The core question is: Is it useful for users to have easy access to their own profile page on a website or app? Do users view their own pages often enough to warrant spending navigation menu space on it?
In the web app I'm working on, a user can currently access their own profile page view by going to settings page first, and then clicking on a tab within the settings page (called "user activity" for reference).
This profile page view is essentially what another user would see when they click on the user's avatar or username. There is nothing that can be changed about it on that page, it only displays the user's post history, their bio and their profile photo - all things that can be accessed via the settings -> "user activity" path, or (in the case of profile pic and bio) edited directly from settings.
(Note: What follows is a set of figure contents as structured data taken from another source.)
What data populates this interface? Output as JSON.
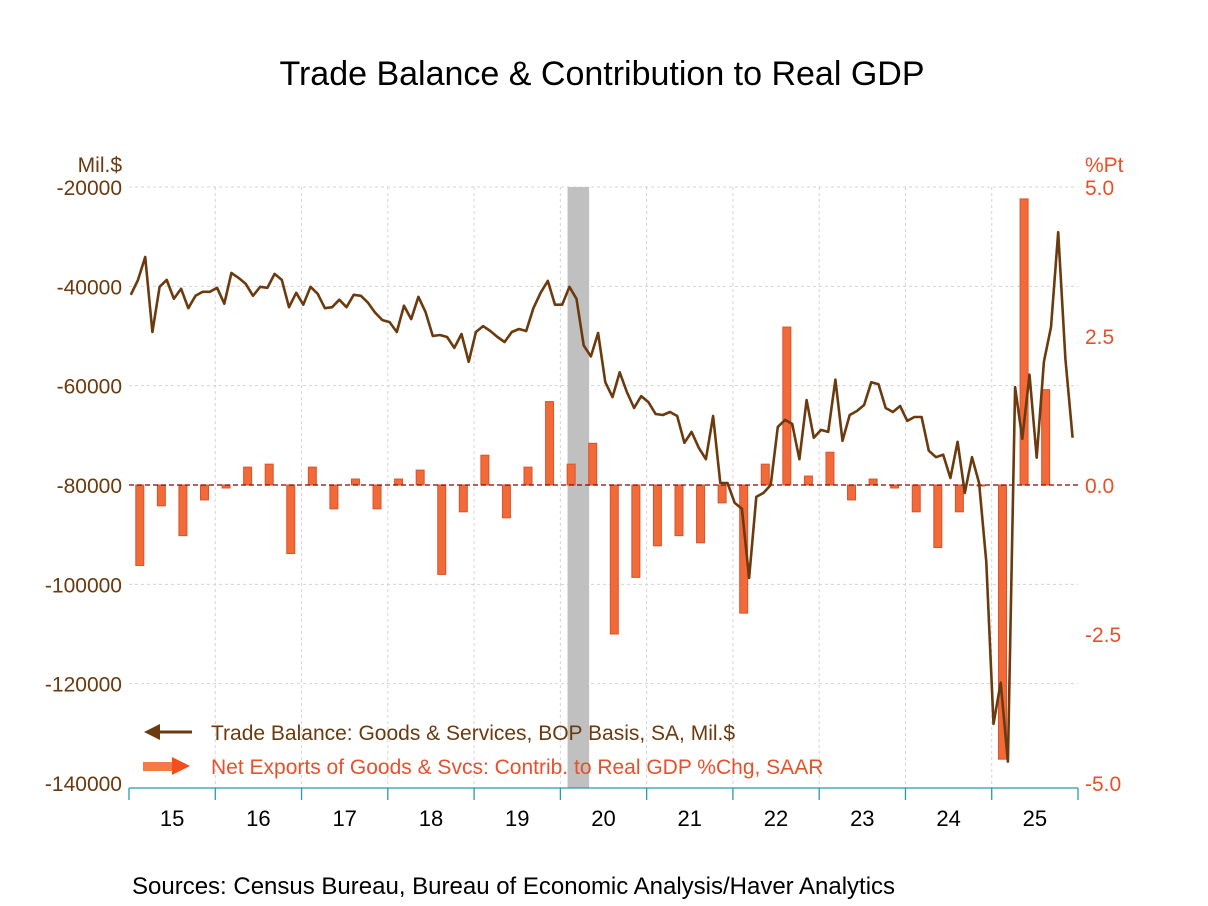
{
  "chart_data": {
    "type": "bar+line",
    "title": "Trade Balance & Contribution to Real GDP",
    "left_axis": {
      "label": "Mil.$",
      "range": [
        -140000,
        -20000
      ],
      "ticks": [
        -20000,
        -40000,
        -60000,
        -80000,
        -100000,
        -120000,
        -140000
      ],
      "tick_labels": [
        "-20000",
        "-40000",
        "-60000",
        "-80000",
        "-100000",
        "-120000",
        "-140000"
      ]
    },
    "right_axis": {
      "label": "%Pt",
      "range": [
        -5.0,
        5.0
      ],
      "ticks": [
        5.0,
        2.5,
        0.0,
        -2.5,
        -5.0
      ],
      "tick_labels": [
        "5.0",
        "2.5",
        "0.0",
        "-2.5",
        "-5.0"
      ]
    },
    "x_axis": {
      "categories": [
        "15",
        "16",
        "17",
        "18",
        "19",
        "20",
        "21",
        "22",
        "23",
        "24",
        "25"
      ]
    },
    "grid": true,
    "recession_shading": {
      "start": "2020-02",
      "end": "2020-04"
    },
    "legend_placement": "bottom-left",
    "colors": {
      "line": "#6b3a0e",
      "bars": "#f26a3a",
      "bar_outline": "#d9542a",
      "right_axis": "#e8502a",
      "x_axis": "#2a9aa8",
      "recession": "#c0c0c0",
      "zero_line": "#8b0000"
    },
    "series": [
      {
        "name": "Trade Balance: Goods & Services, BOP Basis, SA, Mil.$",
        "axis": "left",
        "kind": "line",
        "frequency": "monthly",
        "start": "2015-01",
        "values": [
          -41700,
          -38700,
          -34100,
          -49200,
          -40100,
          -38700,
          -42500,
          -40500,
          -44400,
          -41900,
          -41100,
          -41100,
          -40300,
          -43500,
          -37300,
          -38300,
          -39500,
          -41900,
          -40100,
          -40300,
          -37500,
          -38700,
          -44200,
          -41300,
          -43700,
          -40100,
          -41500,
          -44400,
          -44200,
          -42700,
          -44200,
          -41700,
          -41900,
          -43300,
          -45300,
          -46800,
          -47200,
          -49200,
          -43900,
          -46600,
          -42100,
          -45200,
          -50000,
          -49800,
          -50200,
          -52400,
          -49600,
          -55200,
          -49200,
          -48000,
          -49000,
          -50200,
          -51200,
          -49200,
          -48600,
          -49000,
          -44400,
          -41300,
          -38900,
          -43700,
          -43700,
          -40100,
          -42500,
          -51900,
          -54100,
          -49400,
          -59300,
          -62300,
          -57300,
          -61300,
          -64500,
          -62100,
          -63300,
          -65700,
          -65900,
          -65300,
          -66100,
          -71500,
          -69300,
          -72500,
          -74800,
          -66100,
          -79600,
          -79600,
          -83600,
          -84800,
          -98700,
          -82400,
          -81600,
          -80000,
          -68300,
          -66900,
          -67700,
          -74800,
          -62900,
          -70500,
          -68900,
          -69300,
          -58800,
          -71100,
          -65900,
          -65100,
          -63900,
          -59300,
          -59700,
          -64500,
          -65300,
          -64100,
          -67100,
          -66300,
          -66300,
          -73100,
          -74400,
          -73900,
          -78600,
          -71300,
          -81600,
          -74400,
          -79600,
          -95500,
          -128100,
          -119800,
          -135700,
          -60300,
          -70700,
          -57800,
          -74500,
          -55200,
          -48200,
          -29100,
          -54600,
          -70500
        ]
      },
      {
        "name": "Net Exports of Goods & Svcs: Contrib. to Real GDP %Chg, SAAR",
        "axis": "right",
        "kind": "bar",
        "frequency": "quarterly",
        "start": "2015-Q1",
        "values": [
          -1.35,
          -0.35,
          -0.85,
          -0.25,
          -0.05,
          0.3,
          0.35,
          -1.15,
          0.3,
          -0.4,
          0.1,
          -0.4,
          0.1,
          0.25,
          -1.5,
          -0.45,
          0.5,
          -0.55,
          0.3,
          1.4,
          0.35,
          0.7,
          -2.5,
          -1.55,
          -1.02,
          -0.85,
          -0.97,
          -0.3,
          -2.15,
          0.35,
          2.65,
          0.15,
          0.55,
          -0.25,
          0.1,
          -0.05,
          -0.45,
          -1.05,
          -0.45,
          0.0,
          -4.6,
          4.8,
          1.6
        ]
      }
    ]
  },
  "legend": {
    "line_label": "Trade Balance: Goods & Services, BOP Basis, SA, Mil.$",
    "bar_label": "Net Exports of Goods & Svcs: Contrib. to Real GDP %Chg, SAAR"
  },
  "sources": "Sources:  Census Bureau, Bureau of Economic Analysis/Haver Analytics"
}
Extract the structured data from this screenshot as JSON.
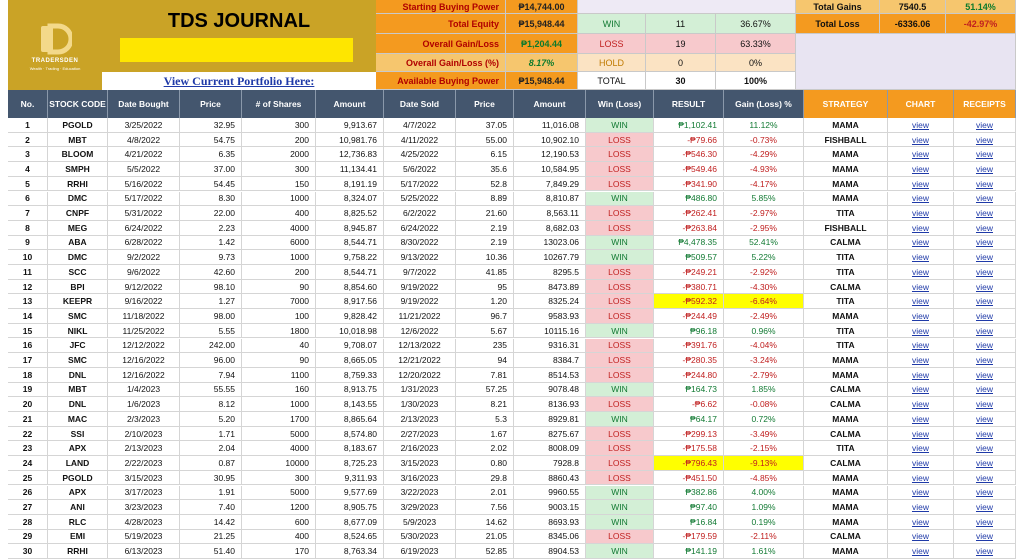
{
  "header": {
    "title": "TDS JOURNAL",
    "portfolio_link": "View Current Portfolio Here:",
    "logo_text": "TRADERSDEN",
    "logo_sub": "Wealth · Trading · Education"
  },
  "summary": {
    "starting_buying_power_label": "Starting Buying Power",
    "starting_buying_power": "₱14,744.00",
    "total_equity_label": "Total Equity",
    "total_equity": "₱15,948.44",
    "overall_gain_label": "Overall Gain/Loss",
    "overall_gain": "₱1,204.44",
    "overall_gain_pct_label": "Overall Gain/Loss (%)",
    "overall_gain_pct": "8.17%",
    "available_buying_power_label": "Available Buying Power",
    "available_buying_power": "₱15,948.44",
    "win_label": "WIN",
    "win_count": "11",
    "win_pct": "36.67%",
    "loss_label": "LOSS",
    "loss_count": "19",
    "loss_pct": "63.33%",
    "hold_label": "HOLD",
    "hold_count": "0",
    "hold_pct": "0%",
    "total_label": "TOTAL",
    "total_count": "30",
    "total_pct": "100%",
    "total_gains_label": "Total Gains",
    "total_gains": "7540.5",
    "total_gains_pct": "51.14%",
    "total_loss_label": "Total Loss",
    "total_loss": "-6336.06",
    "total_loss_pct": "-42.97%"
  },
  "columns": [
    "No.",
    "STOCK CODE",
    "Date Bought",
    "Price",
    "# of Shares",
    "Amount",
    "Date Sold",
    "Price",
    "Amount",
    "Win (Loss)",
    "RESULT",
    "Gain (Loss) %",
    "STRATEGY",
    "CHART",
    "RECEIPTS"
  ],
  "link_label": "view",
  "rows": [
    [
      "1",
      "PGOLD",
      "3/25/2022",
      "32.95",
      "300",
      "9,913.67",
      "4/7/2022",
      "37.05",
      "11,016.08",
      "WIN",
      "₱1,102.41",
      "11.12%",
      "MAMA"
    ],
    [
      "2",
      "MBT",
      "4/8/2022",
      "54.75",
      "200",
      "10,981.76",
      "4/11/2022",
      "55.00",
      "10,902.10",
      "LOSS",
      "-₱79.66",
      "-0.73%",
      "FISHBALL"
    ],
    [
      "3",
      "BLOOM",
      "4/21/2022",
      "6.35",
      "2000",
      "12,736.83",
      "4/25/2022",
      "6.15",
      "12,190.53",
      "LOSS",
      "-₱546.30",
      "-4.29%",
      "MAMA"
    ],
    [
      "4",
      "SMPH",
      "5/5/2022",
      "37.00",
      "300",
      "11,134.41",
      "5/6/2022",
      "35.6",
      "10,584.95",
      "LOSS",
      "-₱549.46",
      "-4.93%",
      "MAMA"
    ],
    [
      "5",
      "RRHI",
      "5/16/2022",
      "54.45",
      "150",
      "8,191.19",
      "5/17/2022",
      "52.8",
      "7,849.29",
      "LOSS",
      "-₱341.90",
      "-4.17%",
      "MAMA"
    ],
    [
      "6",
      "DMC",
      "5/17/2022",
      "8.30",
      "1000",
      "8,324.07",
      "5/25/2022",
      "8.89",
      "8,810.87",
      "WIN",
      "₱486.80",
      "5.85%",
      "MAMA"
    ],
    [
      "7",
      "CNPF",
      "5/31/2022",
      "22.00",
      "400",
      "8,825.52",
      "6/2/2022",
      "21.60",
      "8,563.11",
      "LOSS",
      "-₱262.41",
      "-2.97%",
      "TITA"
    ],
    [
      "8",
      "MEG",
      "6/24/2022",
      "2.23",
      "4000",
      "8,945.87",
      "6/24/2022",
      "2.19",
      "8,682.03",
      "LOSS",
      "-₱263.84",
      "-2.95%",
      "FISHBALL"
    ],
    [
      "9",
      "ABA",
      "6/28/2022",
      "1.42",
      "6000",
      "8,544.71",
      "8/30/2022",
      "2.19",
      "13023.06",
      "WIN",
      "₱4,478.35",
      "52.41%",
      "CALMA"
    ],
    [
      "10",
      "DMC",
      "9/2/2022",
      "9.73",
      "1000",
      "9,758.22",
      "9/13/2022",
      "10.36",
      "10267.79",
      "WIN",
      "₱509.57",
      "5.22%",
      "TITA"
    ],
    [
      "11",
      "SCC",
      "9/6/2022",
      "42.60",
      "200",
      "8,544.71",
      "9/7/2022",
      "41.85",
      "8295.5",
      "LOSS",
      "-₱249.21",
      "-2.92%",
      "TITA"
    ],
    [
      "12",
      "BPI",
      "9/12/2022",
      "98.10",
      "90",
      "8,854.60",
      "9/19/2022",
      "95",
      "8473.89",
      "LOSS",
      "-₱380.71",
      "-4.30%",
      "CALMA"
    ],
    [
      "13",
      "KEEPR",
      "9/16/2022",
      "1.27",
      "7000",
      "8,917.56",
      "9/19/2022",
      "1.20",
      "8325.24",
      "LOSS",
      "-₱592.32",
      "-6.64%",
      "TITA"
    ],
    [
      "14",
      "SMC",
      "11/18/2022",
      "98.00",
      "100",
      "9,828.42",
      "11/21/2022",
      "96.7",
      "9583.93",
      "LOSS",
      "-₱244.49",
      "-2.49%",
      "MAMA"
    ],
    [
      "15",
      "NIKL",
      "11/25/2022",
      "5.55",
      "1800",
      "10,018.98",
      "12/6/2022",
      "5.67",
      "10115.16",
      "WIN",
      "₱96.18",
      "0.96%",
      "TITA"
    ],
    [
      "16",
      "JFC",
      "12/12/2022",
      "242.00",
      "40",
      "9,708.07",
      "12/13/2022",
      "235",
      "9316.31",
      "LOSS",
      "-₱391.76",
      "-4.04%",
      "TITA"
    ],
    [
      "17",
      "SMC",
      "12/16/2022",
      "96.00",
      "90",
      "8,665.05",
      "12/21/2022",
      "94",
      "8384.7",
      "LOSS",
      "-₱280.35",
      "-3.24%",
      "MAMA"
    ],
    [
      "18",
      "DNL",
      "12/16/2022",
      "7.94",
      "1100",
      "8,759.33",
      "12/20/2022",
      "7.81",
      "8514.53",
      "LOSS",
      "-₱244.80",
      "-2.79%",
      "MAMA"
    ],
    [
      "19",
      "MBT",
      "1/4/2023",
      "55.55",
      "160",
      "8,913.75",
      "1/31/2023",
      "57.25",
      "9078.48",
      "WIN",
      "₱164.73",
      "1.85%",
      "CALMA"
    ],
    [
      "20",
      "DNL",
      "1/6/2023",
      "8.12",
      "1000",
      "8,143.55",
      "1/30/2023",
      "8.21",
      "8136.93",
      "LOSS",
      "-₱6.62",
      "-0.08%",
      "CALMA"
    ],
    [
      "21",
      "MAC",
      "2/3/2023",
      "5.20",
      "1700",
      "8,865.64",
      "2/13/2023",
      "5.3",
      "8929.81",
      "WIN",
      "₱64.17",
      "0.72%",
      "MAMA"
    ],
    [
      "22",
      "SSI",
      "2/10/2023",
      "1.71",
      "5000",
      "8,574.80",
      "2/27/2023",
      "1.67",
      "8275.67",
      "LOSS",
      "-₱299.13",
      "-3.49%",
      "CALMA"
    ],
    [
      "23",
      "APX",
      "2/13/2023",
      "2.04",
      "4000",
      "8,183.67",
      "2/16/2023",
      "2.02",
      "8008.09",
      "LOSS",
      "-₱175.58",
      "-2.15%",
      "TITA"
    ],
    [
      "24",
      "LAND",
      "2/22/2023",
      "0.87",
      "10000",
      "8,725.23",
      "3/15/2023",
      "0.80",
      "7928.8",
      "LOSS",
      "-₱796.43",
      "-9.13%",
      "CALMA"
    ],
    [
      "25",
      "PGOLD",
      "3/15/2023",
      "30.95",
      "300",
      "9,311.93",
      "3/16/2023",
      "29.8",
      "8860.43",
      "LOSS",
      "-₱451.50",
      "-4.85%",
      "MAMA"
    ],
    [
      "26",
      "APX",
      "3/17/2023",
      "1.91",
      "5000",
      "9,577.69",
      "3/22/2023",
      "2.01",
      "9960.55",
      "WIN",
      "₱382.86",
      "4.00%",
      "MAMA"
    ],
    [
      "27",
      "ANI",
      "3/23/2023",
      "7.40",
      "1200",
      "8,905.75",
      "3/29/2023",
      "7.56",
      "9003.15",
      "WIN",
      "₱97.40",
      "1.09%",
      "MAMA"
    ],
    [
      "28",
      "RLC",
      "4/28/2023",
      "14.42",
      "600",
      "8,677.09",
      "5/9/2023",
      "14.62",
      "8693.93",
      "WIN",
      "₱16.84",
      "0.19%",
      "MAMA"
    ],
    [
      "29",
      "EMI",
      "5/19/2023",
      "21.25",
      "400",
      "8,524.65",
      "5/30/2023",
      "21.05",
      "8345.06",
      "LOSS",
      "-₱179.59",
      "-2.11%",
      "CALMA"
    ],
    [
      "30",
      "RRHI",
      "6/13/2023",
      "51.40",
      "170",
      "8,763.34",
      "6/19/2023",
      "52.85",
      "8904.53",
      "WIN",
      "₱141.19",
      "1.61%",
      "MAMA"
    ]
  ],
  "colors": {
    "win_bg": "#d3efd6",
    "loss_bg": "#f7c9cc",
    "header_bg": "#44566e",
    "accent": "#f49a1f",
    "brand": "#caa326"
  }
}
Meanwhile, I'm advocating for including a link to the "user activity" profile in the main navigation dropdown menu so that the user can go directly to their own profile page, rather than having to go through settings.
I realized that I'm thinking this way because every other web app, mobile app, etc. do this, but I'm no longer sure whether it's necessary. Are there any principles, case studies, insights or research that indicate that users really want, use or visit their own profile page if there's nothing they can edit on it?
We're trying to be scrappy on resources, and I got some dev pushback on including the profile link, so I want to be certain of this decision before pushing it to the team.
Also - we haven't launched the product yet, and don't have any users, so I won't be able to test this with user tests for a while.